Menée par le journaliste américain Andrew Pasquier, avec les fondateurs originels, Butt se démarque par ses interviews et photos sans filtre, affichant sans détour une nudité frontale, alternant entre paires de fesses, paires de seins ou parties génitales. Surfant à la fois sur un érotisme et une crudité quasi documentaire, le magazine met autant en lumière des travailleur·se·s du sexe que des activistes et des artistes queer, à l’instar des réalisateur·ice·s Lilly Wachowski et Bruce LaBruce, de la mannequin et actrice Hari Nef, de l’écrivaine Constance Debré, ou encore du chanteur Mahmood, cover boy de son dernier numéro.
Une procédure-bâillon.
Mais récemment, la devise du magazine s’est heurtée à Meta. Considérant une violation de ses abstraites « directives d’intégrité des comptes », dont les contours sont plus en plus floues, le groupe de Mark Zuckerberg a tout simplement décidé de supprimer le compte @buttmagazine, qui comptabilisait 150 000 abonnés, poussant la publication à recréer un compte @butt _news et à prendre la parole pour dénoncer une procédure-bâillon dont elle n’est malheureusement pas la seule victime.

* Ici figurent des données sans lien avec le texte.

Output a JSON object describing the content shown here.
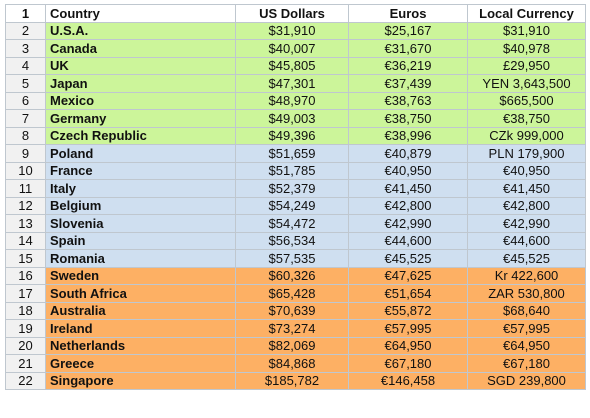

Lundi 4 mai, le média s’est ainsi exprimé dans un post : « les décisions prises aujourd’hui par les géants de la tech portent directement atteinte à notre liberté de la presse ». « Notre suspension s’inscrit dans une vague de suppressions touchant des dizaines de comptes queer appartenant à des espaces artistiques, clubs, bars et organisations à Amsterdam et Berlin ces dernières semaines », poursuit le magazine.
Une censure débridée et une parole haineuse libérée.
Car ce dernier est loin d’être la seule victime de Meta. Et si les contenus militants, LGBTQIA + et/ou féministes sont censurés de plus en plus sans raison apparente, en face, la parole haineuse semble, quant à elle, avoir de plus en plus de place pour s’exprimer. Car en même temps qu’il supprime les contenus enfreignant sa politique de modération, à l’instar de ceux de Butt Magazine, Meta laisse le champ libre aux propos tombant pourtant sous le coup de la loi. Le géant américain a ainsi déjà été épinglé pour son refus de modérer des commentaires transphobes, poussant en janvier quatre associations LGBTQ+ (Stop Homophobie, Mousse, Adheos et Familles LGBT) à porter plainte et à dénoncer une « discrimination structurelle ».
Ce n’est pas la première fois non plus que Meta est accusé de censure LGBTphobe. En septembre 2025, plusieurs collectifs queer techno, dont les comptes Instagram ont été supprimés, avaient dénoncé la situation. Trois mois plus tard, plusieurs associations féministes parlant d’avortement ou de santé sexuelle leur emboîtaient le pas, avec une tribune dénonçant la volonté de Meta de les faire taire.